E, bem, tivemos dois beijos nesse filme.  Parece que a cota Hallmark é um só, mas o Cel. Brandon beijou Marianne, quando ela visita sua propriedade (Delaford) e Edward e Elinor fazem o mesmo.  A cena em que o moço finalmente se declara foi carregada de emoção e as irmãs e a mãe da moça assistindo e vibrando foi um detalhe a mais para enriquecer o momento.  Gostei bastante, apesar de achar o ator que faz Edward muito velho, neste caso visivelmente passado da idade da personagem que, como expliquei na resenha do filme de 1995, precisa ser e/ou parecer jovem.  


Fora isso, fiquei esperando o ator Dan Jeannotte aparecer barbeado, porque, enfim, aquela barba por fazer me deu nos nervos.  Ele chegando de viagem, OK, mas o tempo inteiro?  E, antes do fim, elogiei a atriz que faz a Sr.ª Ferras, mas Carlyss Peer está perfeita como Fanny.  Pérfida, avarenta e terrivelmente elegante.  Aliás, o figurino me pareceu muito bonito, talvez, até demais, porque colocou a maioria das pessoas ricamente vestida quase o tempo todo.  Se em Paging Mr.

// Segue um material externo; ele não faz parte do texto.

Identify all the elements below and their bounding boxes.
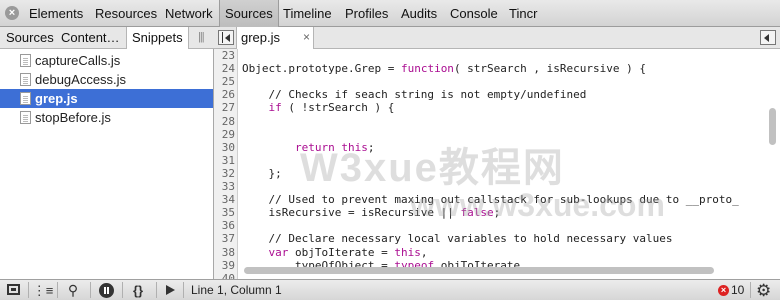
cursor-position: Line 1, Column 1 [191,283,282,297]
file-name: grep.js [35,91,78,106]
line-number[interactable]: 33 [214,180,235,193]
line-number[interactable]: 35 [214,206,235,219]
line-number[interactable]: 36 [214,219,235,232]
line-number[interactable]: 25 [214,75,235,88]
file-icon [20,54,31,67]
pretty-print-icon[interactable]: {} [127,281,149,300]
vertical-scrollbar[interactable] [769,108,776,145]
file-icon [20,73,31,86]
list-item[interactable]: captureCalls.js [0,51,213,70]
file-name: stopBefore.js [35,110,111,125]
line-number[interactable]: 32 [214,167,235,180]
watermark-url: www.w3xue.com [410,187,665,223]
line-number[interactable]: 40 [214,272,235,279]
list-item[interactable]: debugAccess.js [0,70,213,89]
editor-file-tab[interactable]: grep.js × [236,27,314,49]
code-line: 26 // Checks if seach string is not empt… [214,88,764,101]
nav-tab-snippets[interactable]: Snippets [126,27,189,49]
code-line: 28 [214,115,764,128]
resize-grip-icon[interactable]: ||| [198,31,205,43]
code-line: 23 [214,49,764,62]
play-icon[interactable] [166,285,175,295]
tab-timeline[interactable]: Timeline [278,0,337,27]
file-icon [20,92,31,105]
divider [28,282,29,298]
line-number[interactable]: 24 [214,62,235,75]
navigator-tabs: Sources Content… Snippets ||| [0,27,214,49]
editor-tab-strip: grep.js × [214,27,780,49]
error-count[interactable]: 10 [731,281,744,300]
snippets-list: captureCalls.js debugAccess.js grep.js s… [0,49,214,279]
list-item[interactable]: stopBefore.js [0,108,213,127]
watermark: W3xue教程网 [300,146,565,190]
code-text: }; [242,166,282,180]
devtools-toolbar: × Elements Resources Network Sources Tim… [0,0,780,27]
toggle-navigator-icon[interactable] [218,30,234,45]
nav-tab-sources[interactable]: Sources [1,27,59,49]
tab-network[interactable]: Network [160,0,218,27]
tab-elements[interactable]: Elements [24,0,88,27]
toggle-debugger-icon[interactable] [760,30,776,45]
line-number[interactable]: 23 [214,49,235,62]
code-text: Object.prototype.Grep = function( strSea… [242,62,646,76]
code-text: var objToIterate = this, [268,245,428,259]
gear-icon[interactable]: ⚙ [756,281,771,300]
line-number[interactable]: 34 [214,193,235,206]
divider [57,282,58,298]
tab-resources[interactable]: Resources [90,0,162,27]
line-number[interactable]: 39 [214,259,235,272]
divider [750,282,751,298]
close-icon[interactable]: × [5,6,19,20]
tab-profiles[interactable]: Profiles [340,0,393,27]
line-number[interactable]: 31 [214,154,235,167]
pause-exceptions-icon[interactable] [99,283,114,298]
tab-sources[interactable]: Sources [219,0,279,27]
code-text: // Checks if seach string is not empty/u… [242,88,587,102]
status-bar: ⋮≡ ⚲ {} Line 1, Column 1 × 10 ⚙ [0,279,780,300]
code-line: 27 if ( !strSearch ) { [214,101,764,114]
code-text: if ( !strSearch ) { [268,101,395,115]
divider [183,282,184,298]
show-console-icon[interactable]: ⋮≡ [32,281,54,300]
dock-icon[interactable] [7,284,20,295]
code-line: 37 // Declare necessary local variables … [214,232,764,245]
tab-console[interactable]: Console [445,0,503,27]
line-number[interactable]: 27 [214,101,235,114]
line-number[interactable]: 26 [214,88,235,101]
error-icon: × [718,285,729,296]
tab-audits[interactable]: Audits [396,0,442,27]
nav-tab-content-scripts[interactable]: Content… [56,27,125,49]
line-number[interactable]: 30 [214,141,235,154]
search-icon[interactable]: ⚲ [62,281,84,300]
tab-tincr[interactable]: Tincr [504,0,542,27]
list-item-selected[interactable]: grep.js [0,89,213,108]
code-line: 24 Object.prototype.Grep = function( strS… [214,62,764,75]
code-line: 38 var objToIterate = this, [214,246,764,259]
divider [122,282,123,298]
line-number[interactable]: 29 [214,128,235,141]
divider [156,282,157,298]
close-tab-icon[interactable]: × [303,27,310,48]
file-icon [20,111,31,124]
line-number[interactable]: 38 [214,246,235,259]
line-number[interactable]: 28 [214,115,235,128]
code-line: 25 [214,75,764,88]
line-number[interactable]: 37 [214,232,235,245]
editor-file-tab-label: grep.js [241,30,281,45]
file-name: captureCalls.js [35,53,121,68]
horizontal-scrollbar[interactable] [244,267,714,274]
file-name: debugAccess.js [35,72,127,87]
divider [90,282,91,298]
code-text: // Declare necessary local variables to … [242,232,673,246]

Darcy e no An American in Austen, muitas vezes as roupas parecessem desleixadas, ou mal cortadas, em Razão e Sensibilidade, tudo era de encher os olhos.  As texturas dos tecidos, as cores.  

Não sei realmente o quanto de rigor tivemos ali, mas como espetáculo, ficou lindo.  Da primeira cena, a morte do pai, para a segunda, temos um salto no tempo de seis meses.  A viúva continua de luto fechado, mas as moças, já aparecem em meio luto, seus vestido tem a cor preta.  Essa marcação é importante, porque, em outras adaptações, a coisa passa batida.  Já no final do filme, e a gente imagina uma passagem de um ano e meio pelo menos, é a Sr.ª Dashwood parece estar deixando o luto, usa cores escuras, mas não se veste mais totalmente de preto.  


Outro detalhe importante, os homens apareceram mais de sapatos e calças curtas, do que costuma aparecer em filmes de época das últimas décadas. Só lamento que não colocaram o Cel. Brandon com um uniforme vermelho como no filme de 1995.  Aquele homem ficaria lindo nele.  E não entendi o bebezinho no final, ou, pensando bem, poderia ser da filha adotiva do Cel Brandon.

É isso.  Vocês viram pelo tom do meu texto que eu realmente gostei do filme.  Ele foi respeitoso com o material original, inovou em alguns pontos, assumiu-se como uma adaptação, isto é, sacrificou sequências e personagens para o bom andamento do roteiro e tem um elenco muito bom.  Dar o protagonismo a um elenco negro, e os norte-americanos estão no mês da História Negra, justifica a escolha, mas somente mostra o quanto poderíamos ter mais obras assim sem recorrer à ideia capenga da história alternativa, como em Bridgerton.  Razão & Sensibilidade do Hallmark vem se juntar às melhores adaptações de Jane Austen que eu já assisti.  Recomendo muito.